Hudson moves forward with modest increases for town, school budgets
HUDSON – The Hudson Budget Committee quickly approved both the town and school district budgets during a meeting Wednesday night.
Voters will take on both plans at Town Meeting in March. Both budgets include modest increases.
The school budget, including two contracts that have no pay increases, is up 1.8 percent to $45.8 million.
The town budget is up $28.4 million, an increase of 0.7 percent, and will add 20 cents to the tax rate, according to budget documents.
The much larger school budget came in less than the default budget for the second year in a row.
The state requires districts to propose a backup budget that’s based on the previous year’s plan plus some increases in case the proposed budget fails.
The default budget is about $800,000 higher than the proposed budget. That increase comes mostly from a 5 percent increase in benefits and a 1.8 percent increase in salaries.
Budget Committee and School Board member Amy Sousa said increases in transportation costs and out-of-district special education placements led the board to eliminate or reduce certain positions at Hudson Memorial School and Alvirne High School.
The Town Meeting warrant will also include two contracts. Both are three-year deals that include no raises for the districts janitors and secretaries, according to budget documents.
The town’s budget is up less than 1 percent, thanks in part to the town’s waste removal contract costing about $100,000 less than the current contract, according to Budget Committee member Ted Luszey.
The largest portions of the budget – the police department and department of public works – will increase by 0.9 percent and 0.4 percent respectively, according to the budget.

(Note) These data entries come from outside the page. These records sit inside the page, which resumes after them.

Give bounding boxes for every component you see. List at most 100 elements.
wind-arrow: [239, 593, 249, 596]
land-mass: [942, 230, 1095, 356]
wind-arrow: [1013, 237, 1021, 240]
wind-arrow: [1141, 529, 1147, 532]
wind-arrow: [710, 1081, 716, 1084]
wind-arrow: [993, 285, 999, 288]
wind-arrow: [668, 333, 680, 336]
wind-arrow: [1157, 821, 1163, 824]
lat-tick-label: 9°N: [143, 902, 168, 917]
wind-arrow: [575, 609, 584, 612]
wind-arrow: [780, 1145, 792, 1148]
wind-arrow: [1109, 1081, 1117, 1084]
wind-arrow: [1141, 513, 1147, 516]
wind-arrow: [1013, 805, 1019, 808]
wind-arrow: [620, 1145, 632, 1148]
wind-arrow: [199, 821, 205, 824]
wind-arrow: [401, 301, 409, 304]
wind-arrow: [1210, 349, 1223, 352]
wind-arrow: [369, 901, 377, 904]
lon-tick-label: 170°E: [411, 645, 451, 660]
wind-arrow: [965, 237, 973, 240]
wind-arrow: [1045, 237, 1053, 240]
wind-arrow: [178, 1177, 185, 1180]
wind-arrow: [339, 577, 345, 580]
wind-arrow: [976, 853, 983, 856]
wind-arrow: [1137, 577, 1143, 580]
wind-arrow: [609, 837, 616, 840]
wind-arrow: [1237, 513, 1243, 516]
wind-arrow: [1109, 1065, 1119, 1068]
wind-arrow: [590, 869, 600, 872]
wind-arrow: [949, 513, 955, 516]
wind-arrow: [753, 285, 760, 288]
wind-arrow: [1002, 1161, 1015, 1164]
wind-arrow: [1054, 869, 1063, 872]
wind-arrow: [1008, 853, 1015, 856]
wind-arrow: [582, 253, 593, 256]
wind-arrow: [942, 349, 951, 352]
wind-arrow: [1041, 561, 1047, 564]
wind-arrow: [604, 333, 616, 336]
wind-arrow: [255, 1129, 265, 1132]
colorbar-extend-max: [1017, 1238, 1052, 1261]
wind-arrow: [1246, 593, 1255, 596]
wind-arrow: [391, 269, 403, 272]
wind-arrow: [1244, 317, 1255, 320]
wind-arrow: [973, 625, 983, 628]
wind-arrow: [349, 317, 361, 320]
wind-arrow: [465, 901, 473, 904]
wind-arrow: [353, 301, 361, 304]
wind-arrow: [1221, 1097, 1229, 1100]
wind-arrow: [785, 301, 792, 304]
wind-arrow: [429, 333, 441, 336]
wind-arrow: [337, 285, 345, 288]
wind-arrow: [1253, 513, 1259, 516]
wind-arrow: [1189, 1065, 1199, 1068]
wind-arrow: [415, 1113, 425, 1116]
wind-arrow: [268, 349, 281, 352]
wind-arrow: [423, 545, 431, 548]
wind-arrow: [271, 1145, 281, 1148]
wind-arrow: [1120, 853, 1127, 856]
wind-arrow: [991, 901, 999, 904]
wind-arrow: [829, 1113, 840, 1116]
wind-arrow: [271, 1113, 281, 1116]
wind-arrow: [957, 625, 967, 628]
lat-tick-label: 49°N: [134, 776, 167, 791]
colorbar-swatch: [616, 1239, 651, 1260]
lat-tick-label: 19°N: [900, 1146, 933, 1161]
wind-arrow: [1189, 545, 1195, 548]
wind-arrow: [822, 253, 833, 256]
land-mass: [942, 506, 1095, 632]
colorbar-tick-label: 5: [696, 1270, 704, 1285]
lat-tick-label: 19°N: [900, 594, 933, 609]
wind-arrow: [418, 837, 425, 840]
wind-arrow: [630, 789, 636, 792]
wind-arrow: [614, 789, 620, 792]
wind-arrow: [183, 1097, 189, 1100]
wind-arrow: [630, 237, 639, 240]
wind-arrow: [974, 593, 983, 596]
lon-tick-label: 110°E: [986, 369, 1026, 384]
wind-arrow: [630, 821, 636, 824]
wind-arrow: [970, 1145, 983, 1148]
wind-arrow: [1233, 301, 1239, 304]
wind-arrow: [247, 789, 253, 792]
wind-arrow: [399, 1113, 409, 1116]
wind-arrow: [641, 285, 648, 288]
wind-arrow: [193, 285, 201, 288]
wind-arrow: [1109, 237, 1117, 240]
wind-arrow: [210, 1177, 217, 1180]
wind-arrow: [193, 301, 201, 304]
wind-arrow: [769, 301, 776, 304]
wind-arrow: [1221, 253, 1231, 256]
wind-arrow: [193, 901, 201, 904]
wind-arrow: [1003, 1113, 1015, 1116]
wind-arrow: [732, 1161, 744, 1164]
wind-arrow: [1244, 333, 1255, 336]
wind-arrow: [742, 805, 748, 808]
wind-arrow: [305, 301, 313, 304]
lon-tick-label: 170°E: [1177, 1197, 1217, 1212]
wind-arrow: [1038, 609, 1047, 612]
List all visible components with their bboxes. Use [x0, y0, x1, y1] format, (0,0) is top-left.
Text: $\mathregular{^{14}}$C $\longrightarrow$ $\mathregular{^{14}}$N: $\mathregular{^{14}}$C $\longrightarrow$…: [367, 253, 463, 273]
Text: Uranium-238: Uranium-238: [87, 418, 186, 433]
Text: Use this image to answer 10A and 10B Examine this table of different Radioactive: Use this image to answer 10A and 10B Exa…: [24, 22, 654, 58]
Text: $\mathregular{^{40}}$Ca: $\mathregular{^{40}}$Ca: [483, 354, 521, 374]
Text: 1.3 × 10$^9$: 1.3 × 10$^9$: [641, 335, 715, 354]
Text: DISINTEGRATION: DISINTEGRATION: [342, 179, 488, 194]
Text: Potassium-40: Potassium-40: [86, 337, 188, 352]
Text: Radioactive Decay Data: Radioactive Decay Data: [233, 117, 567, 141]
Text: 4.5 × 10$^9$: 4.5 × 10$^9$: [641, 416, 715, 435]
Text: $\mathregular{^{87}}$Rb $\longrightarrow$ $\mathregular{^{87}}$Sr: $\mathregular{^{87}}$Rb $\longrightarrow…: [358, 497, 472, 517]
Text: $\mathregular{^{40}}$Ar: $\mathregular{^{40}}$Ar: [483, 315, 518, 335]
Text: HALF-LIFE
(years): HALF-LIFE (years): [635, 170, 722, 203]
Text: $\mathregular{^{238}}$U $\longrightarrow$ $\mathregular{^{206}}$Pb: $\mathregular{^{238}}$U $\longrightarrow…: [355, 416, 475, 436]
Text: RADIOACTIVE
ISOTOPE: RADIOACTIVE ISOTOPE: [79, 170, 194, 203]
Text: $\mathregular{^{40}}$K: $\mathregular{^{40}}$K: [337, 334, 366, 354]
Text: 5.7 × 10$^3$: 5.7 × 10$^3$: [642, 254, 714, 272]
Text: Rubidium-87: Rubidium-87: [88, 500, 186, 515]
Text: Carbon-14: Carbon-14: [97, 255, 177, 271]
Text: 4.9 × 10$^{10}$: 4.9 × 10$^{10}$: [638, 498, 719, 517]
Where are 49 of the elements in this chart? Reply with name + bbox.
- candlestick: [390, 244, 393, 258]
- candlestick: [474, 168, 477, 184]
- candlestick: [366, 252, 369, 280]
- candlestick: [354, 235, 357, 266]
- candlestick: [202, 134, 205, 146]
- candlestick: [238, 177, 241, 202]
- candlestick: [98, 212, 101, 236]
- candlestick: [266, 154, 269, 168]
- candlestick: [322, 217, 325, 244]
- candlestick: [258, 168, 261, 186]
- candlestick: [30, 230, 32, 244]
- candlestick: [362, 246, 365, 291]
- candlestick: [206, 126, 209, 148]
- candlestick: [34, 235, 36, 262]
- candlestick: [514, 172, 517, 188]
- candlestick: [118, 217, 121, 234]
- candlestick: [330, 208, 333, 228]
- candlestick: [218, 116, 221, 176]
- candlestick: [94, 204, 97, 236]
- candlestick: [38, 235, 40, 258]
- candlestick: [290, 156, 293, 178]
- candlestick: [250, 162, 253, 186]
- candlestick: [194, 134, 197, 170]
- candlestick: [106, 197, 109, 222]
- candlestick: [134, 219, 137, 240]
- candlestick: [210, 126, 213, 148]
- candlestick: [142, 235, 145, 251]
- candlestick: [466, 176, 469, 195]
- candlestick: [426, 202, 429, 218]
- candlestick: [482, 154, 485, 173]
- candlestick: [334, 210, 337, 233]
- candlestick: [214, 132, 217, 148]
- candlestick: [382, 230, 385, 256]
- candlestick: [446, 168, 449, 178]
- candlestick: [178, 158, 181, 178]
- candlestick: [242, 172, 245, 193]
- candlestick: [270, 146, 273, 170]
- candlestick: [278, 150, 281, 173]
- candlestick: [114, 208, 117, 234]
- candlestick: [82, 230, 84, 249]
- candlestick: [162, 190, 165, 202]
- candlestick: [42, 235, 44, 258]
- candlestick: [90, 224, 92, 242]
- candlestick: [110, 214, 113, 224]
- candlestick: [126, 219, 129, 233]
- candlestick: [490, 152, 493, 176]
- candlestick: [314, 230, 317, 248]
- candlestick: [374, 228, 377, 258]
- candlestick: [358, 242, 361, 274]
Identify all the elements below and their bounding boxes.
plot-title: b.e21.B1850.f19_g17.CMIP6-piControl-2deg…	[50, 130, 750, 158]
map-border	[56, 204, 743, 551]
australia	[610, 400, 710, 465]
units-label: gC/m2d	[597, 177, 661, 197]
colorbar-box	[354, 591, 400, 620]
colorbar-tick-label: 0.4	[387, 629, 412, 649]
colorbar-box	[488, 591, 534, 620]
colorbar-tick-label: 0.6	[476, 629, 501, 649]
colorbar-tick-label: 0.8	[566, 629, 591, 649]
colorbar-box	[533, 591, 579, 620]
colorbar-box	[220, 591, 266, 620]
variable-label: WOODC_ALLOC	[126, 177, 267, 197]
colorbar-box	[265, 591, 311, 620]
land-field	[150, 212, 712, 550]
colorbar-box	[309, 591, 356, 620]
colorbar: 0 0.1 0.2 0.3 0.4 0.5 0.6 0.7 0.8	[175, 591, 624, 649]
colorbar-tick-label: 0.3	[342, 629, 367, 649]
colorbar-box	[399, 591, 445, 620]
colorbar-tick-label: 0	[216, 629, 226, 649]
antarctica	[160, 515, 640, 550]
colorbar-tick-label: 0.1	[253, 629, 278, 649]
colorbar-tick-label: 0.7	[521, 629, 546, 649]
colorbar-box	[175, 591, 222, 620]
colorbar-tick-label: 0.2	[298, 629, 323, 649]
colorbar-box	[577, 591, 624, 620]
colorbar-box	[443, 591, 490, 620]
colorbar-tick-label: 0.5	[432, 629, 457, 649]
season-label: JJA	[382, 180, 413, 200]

The town warrant includes a number of articles that would raise more money, including contracts with police and fire employees and the town’s support staff.
The three-year police and fire contract would raise salaries by about $50,000 in the second year, about $1,500 per employee, and by about $35,000 in the third year.
Budget Committee member Normand Martin voted against recommending the contract.
Other articles include requests to spend $500,000 to pave about 2 miles of town roads, $300,000 for a senior center capital reserve fund and $165,000 to replace an ambulance. About $15.7 million of the town budget would be raised through taxes. That’s because other revenues increased by about $300,000.
That would result in an estimated $5.38 per $1,000 of valuation tax rate. That’s up about 20 cents from the current rate, according to budget documents.
The town will hold its deliberative session at 9 a.m. Saturday, Feb. 4.
Secret ballot voting will take place from 7 a.m.-8 p.m. Tuesday, March 13.